C’est justement le credo de Daan Tech qui a lancé avec succès le petit lave-vaisselle Bob. En appliquant la méthode de reingeneering que les Chinois il y a 30 ans avec l’électroménager occidental (démonter un modèle et le simplifier pour la production), la PME vendéenne est parvenue à concevoir un appareil dont 70 % de la valeur ajoutée est réalisé en France. Et son label Origine France Garantie séduit les acheteurs étrangers : Daan Tech réalise 60 % de son chiffre d’affaires à l’export.
Les grands groupes et les PME en ordre de marche
« Si on m’avait dit il y a encore cinq ans que Décathlon cherchait des fournisseurs en France, je ne l’aurais pas cru », sourit Carine Guillaud. C’est pourtant ce qu’a fait le géant tricolore des équipements sportifs et de loisir en 2021 pour produit les chaussures de foot Traxium Compressor de sa marque Kipsta.

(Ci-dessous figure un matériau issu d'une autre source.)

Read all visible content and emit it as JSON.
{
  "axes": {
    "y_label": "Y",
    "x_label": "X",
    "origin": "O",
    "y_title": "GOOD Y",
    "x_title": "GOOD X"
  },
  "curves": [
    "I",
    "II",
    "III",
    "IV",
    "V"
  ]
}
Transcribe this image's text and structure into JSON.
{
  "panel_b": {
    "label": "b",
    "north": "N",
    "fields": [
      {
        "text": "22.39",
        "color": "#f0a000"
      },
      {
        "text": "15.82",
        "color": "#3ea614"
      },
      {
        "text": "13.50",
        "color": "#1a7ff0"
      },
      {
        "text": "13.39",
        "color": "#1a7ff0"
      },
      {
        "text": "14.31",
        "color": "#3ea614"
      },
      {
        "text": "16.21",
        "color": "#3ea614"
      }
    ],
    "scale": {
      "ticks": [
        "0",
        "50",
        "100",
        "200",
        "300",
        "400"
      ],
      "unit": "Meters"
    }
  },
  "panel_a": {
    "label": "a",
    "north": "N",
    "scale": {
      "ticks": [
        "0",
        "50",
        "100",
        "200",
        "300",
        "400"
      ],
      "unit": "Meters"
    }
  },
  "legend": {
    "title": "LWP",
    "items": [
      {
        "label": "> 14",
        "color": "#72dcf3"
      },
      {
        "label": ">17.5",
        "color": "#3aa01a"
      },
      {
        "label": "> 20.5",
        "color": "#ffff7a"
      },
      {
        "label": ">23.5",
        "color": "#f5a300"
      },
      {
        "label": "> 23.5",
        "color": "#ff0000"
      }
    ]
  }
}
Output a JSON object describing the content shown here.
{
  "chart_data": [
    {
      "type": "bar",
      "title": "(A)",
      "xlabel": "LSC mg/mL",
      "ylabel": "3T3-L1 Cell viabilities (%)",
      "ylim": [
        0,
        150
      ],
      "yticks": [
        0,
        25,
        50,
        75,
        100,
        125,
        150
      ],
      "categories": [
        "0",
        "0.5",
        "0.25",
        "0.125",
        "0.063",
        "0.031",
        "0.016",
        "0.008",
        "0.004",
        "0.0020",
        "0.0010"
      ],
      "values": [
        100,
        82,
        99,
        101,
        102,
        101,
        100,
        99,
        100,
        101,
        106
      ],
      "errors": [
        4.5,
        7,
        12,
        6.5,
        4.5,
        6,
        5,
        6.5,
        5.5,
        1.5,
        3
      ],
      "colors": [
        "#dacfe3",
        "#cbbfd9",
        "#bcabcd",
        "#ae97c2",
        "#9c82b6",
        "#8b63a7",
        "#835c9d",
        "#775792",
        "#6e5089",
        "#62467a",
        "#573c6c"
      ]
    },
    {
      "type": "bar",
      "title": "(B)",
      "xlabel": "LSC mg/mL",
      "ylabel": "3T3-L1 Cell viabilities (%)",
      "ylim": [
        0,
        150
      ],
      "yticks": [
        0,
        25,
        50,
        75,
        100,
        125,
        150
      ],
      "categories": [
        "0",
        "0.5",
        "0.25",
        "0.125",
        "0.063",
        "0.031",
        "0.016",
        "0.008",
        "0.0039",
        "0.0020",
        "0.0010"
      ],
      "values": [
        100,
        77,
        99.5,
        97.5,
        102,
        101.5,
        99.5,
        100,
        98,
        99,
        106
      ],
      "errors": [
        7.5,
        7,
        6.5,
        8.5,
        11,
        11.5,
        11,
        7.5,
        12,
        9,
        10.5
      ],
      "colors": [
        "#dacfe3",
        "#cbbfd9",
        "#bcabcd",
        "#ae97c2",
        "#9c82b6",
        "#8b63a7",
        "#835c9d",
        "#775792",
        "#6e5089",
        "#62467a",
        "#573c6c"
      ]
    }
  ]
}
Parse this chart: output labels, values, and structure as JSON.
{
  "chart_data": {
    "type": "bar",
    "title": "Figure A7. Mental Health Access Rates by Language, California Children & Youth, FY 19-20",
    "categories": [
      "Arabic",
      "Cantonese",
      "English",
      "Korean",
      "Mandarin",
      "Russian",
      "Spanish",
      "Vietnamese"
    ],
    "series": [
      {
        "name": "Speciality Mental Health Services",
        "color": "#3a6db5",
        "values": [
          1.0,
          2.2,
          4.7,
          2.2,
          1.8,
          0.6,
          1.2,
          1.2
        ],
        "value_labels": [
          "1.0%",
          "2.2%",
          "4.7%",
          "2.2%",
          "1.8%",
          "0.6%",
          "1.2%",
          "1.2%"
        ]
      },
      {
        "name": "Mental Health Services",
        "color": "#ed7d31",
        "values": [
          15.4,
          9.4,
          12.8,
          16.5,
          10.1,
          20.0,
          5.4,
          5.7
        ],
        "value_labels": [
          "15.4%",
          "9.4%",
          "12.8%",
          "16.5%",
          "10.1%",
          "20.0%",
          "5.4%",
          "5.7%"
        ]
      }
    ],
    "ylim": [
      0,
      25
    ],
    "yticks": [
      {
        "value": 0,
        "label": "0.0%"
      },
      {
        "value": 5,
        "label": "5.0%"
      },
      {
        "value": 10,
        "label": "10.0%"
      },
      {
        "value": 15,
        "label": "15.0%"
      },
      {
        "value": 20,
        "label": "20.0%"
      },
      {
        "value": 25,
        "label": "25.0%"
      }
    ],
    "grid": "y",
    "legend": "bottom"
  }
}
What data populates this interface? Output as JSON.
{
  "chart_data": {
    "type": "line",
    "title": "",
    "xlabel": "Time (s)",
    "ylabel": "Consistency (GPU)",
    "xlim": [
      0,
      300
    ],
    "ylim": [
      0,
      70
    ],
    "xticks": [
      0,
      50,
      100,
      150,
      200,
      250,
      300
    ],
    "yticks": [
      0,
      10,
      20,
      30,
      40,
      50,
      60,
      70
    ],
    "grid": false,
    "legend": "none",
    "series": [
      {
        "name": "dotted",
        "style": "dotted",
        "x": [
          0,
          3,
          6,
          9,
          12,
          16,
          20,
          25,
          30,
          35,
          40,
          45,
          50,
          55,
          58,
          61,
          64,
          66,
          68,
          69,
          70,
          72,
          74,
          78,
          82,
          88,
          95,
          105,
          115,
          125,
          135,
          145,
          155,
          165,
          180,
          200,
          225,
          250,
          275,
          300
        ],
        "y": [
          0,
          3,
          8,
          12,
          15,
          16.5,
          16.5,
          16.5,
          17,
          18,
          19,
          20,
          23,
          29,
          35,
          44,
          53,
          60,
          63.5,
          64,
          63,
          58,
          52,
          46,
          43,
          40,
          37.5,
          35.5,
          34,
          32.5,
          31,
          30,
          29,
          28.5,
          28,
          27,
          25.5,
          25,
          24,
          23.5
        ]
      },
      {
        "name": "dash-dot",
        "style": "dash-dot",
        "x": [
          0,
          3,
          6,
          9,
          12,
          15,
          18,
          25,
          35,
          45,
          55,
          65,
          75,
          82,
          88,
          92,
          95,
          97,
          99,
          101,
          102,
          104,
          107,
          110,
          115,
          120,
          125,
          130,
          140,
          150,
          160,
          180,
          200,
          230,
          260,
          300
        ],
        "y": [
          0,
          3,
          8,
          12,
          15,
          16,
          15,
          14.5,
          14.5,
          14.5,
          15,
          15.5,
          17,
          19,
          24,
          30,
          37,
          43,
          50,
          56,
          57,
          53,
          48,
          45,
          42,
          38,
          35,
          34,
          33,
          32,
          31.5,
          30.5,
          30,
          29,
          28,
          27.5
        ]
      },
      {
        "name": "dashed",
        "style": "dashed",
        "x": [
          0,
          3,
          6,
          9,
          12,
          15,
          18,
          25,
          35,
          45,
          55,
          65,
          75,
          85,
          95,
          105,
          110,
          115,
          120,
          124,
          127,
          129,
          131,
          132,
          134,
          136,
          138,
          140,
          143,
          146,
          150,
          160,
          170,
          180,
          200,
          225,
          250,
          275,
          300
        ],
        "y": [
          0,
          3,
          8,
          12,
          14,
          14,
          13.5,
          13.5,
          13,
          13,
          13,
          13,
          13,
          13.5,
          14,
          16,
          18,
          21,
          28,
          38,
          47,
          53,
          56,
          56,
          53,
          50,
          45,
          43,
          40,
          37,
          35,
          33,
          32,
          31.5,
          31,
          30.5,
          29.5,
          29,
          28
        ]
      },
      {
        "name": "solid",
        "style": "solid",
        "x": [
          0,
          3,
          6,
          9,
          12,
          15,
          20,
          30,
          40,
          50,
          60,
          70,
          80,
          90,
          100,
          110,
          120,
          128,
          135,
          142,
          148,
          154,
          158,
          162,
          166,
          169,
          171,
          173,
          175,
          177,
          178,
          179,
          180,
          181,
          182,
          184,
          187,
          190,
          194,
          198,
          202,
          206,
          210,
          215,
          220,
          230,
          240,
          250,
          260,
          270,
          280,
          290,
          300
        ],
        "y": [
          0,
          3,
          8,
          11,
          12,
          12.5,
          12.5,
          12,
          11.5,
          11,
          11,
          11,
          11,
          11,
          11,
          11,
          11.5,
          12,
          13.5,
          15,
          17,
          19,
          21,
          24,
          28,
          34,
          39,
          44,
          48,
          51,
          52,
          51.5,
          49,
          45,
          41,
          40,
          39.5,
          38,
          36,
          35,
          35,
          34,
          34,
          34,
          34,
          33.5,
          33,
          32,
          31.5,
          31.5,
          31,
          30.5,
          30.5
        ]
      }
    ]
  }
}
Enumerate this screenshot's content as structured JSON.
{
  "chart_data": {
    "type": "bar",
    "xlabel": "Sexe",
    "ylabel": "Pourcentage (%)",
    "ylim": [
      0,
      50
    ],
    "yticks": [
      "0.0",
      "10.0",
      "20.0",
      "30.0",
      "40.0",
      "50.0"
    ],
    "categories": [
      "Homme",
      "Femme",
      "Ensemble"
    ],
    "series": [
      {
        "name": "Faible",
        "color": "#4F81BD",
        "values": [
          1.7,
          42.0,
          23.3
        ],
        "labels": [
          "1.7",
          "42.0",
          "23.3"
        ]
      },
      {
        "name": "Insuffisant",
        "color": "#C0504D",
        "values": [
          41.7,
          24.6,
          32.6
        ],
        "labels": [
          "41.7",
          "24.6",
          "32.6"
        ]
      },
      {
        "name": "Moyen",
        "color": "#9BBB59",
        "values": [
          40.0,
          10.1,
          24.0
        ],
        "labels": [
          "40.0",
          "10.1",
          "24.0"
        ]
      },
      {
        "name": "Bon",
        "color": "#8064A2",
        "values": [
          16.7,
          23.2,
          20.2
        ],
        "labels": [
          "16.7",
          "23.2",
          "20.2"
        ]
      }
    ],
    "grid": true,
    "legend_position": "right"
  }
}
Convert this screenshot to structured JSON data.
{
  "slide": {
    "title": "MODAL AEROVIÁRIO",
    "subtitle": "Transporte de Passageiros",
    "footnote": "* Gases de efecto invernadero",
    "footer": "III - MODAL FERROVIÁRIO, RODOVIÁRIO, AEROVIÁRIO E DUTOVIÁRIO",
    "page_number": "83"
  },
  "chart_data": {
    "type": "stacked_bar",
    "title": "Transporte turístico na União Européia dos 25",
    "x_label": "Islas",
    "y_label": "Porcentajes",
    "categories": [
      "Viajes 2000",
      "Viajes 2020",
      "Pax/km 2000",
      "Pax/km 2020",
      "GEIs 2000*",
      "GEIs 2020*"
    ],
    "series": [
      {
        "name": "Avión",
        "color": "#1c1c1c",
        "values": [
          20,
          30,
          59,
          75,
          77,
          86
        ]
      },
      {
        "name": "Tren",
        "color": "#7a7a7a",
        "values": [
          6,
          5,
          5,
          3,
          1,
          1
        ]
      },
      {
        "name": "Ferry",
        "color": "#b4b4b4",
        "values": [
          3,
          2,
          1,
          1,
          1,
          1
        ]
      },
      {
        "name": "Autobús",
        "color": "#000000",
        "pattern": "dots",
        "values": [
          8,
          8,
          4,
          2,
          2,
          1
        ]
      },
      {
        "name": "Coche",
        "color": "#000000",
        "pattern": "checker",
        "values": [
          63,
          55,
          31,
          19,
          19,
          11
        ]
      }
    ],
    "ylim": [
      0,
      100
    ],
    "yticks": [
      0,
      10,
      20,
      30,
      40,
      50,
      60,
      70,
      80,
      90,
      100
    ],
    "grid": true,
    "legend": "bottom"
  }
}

Pour ces modèles moulés d’une seule pièce (et recyclables), l’enseigne a confié 100 % de la production à Demgy, une PME nantaise travaillant habituellement avec l’automobile et l’aéronautique.
Dans le même secteur, Salomon, Millet et Babolat ont adopté en 2020 une stratégie de « coopétition ». Elles ont relocalisé la production de certains modèles en la confiant au sous-traitant ardéchois Chamatex grâce au projet Advanced Shoes Factory 4.0. Les trois marques ont en partie financé la construction d’une nouvelle usine où sont produites des chaussures faites d’un même tissu technique, le Matryx.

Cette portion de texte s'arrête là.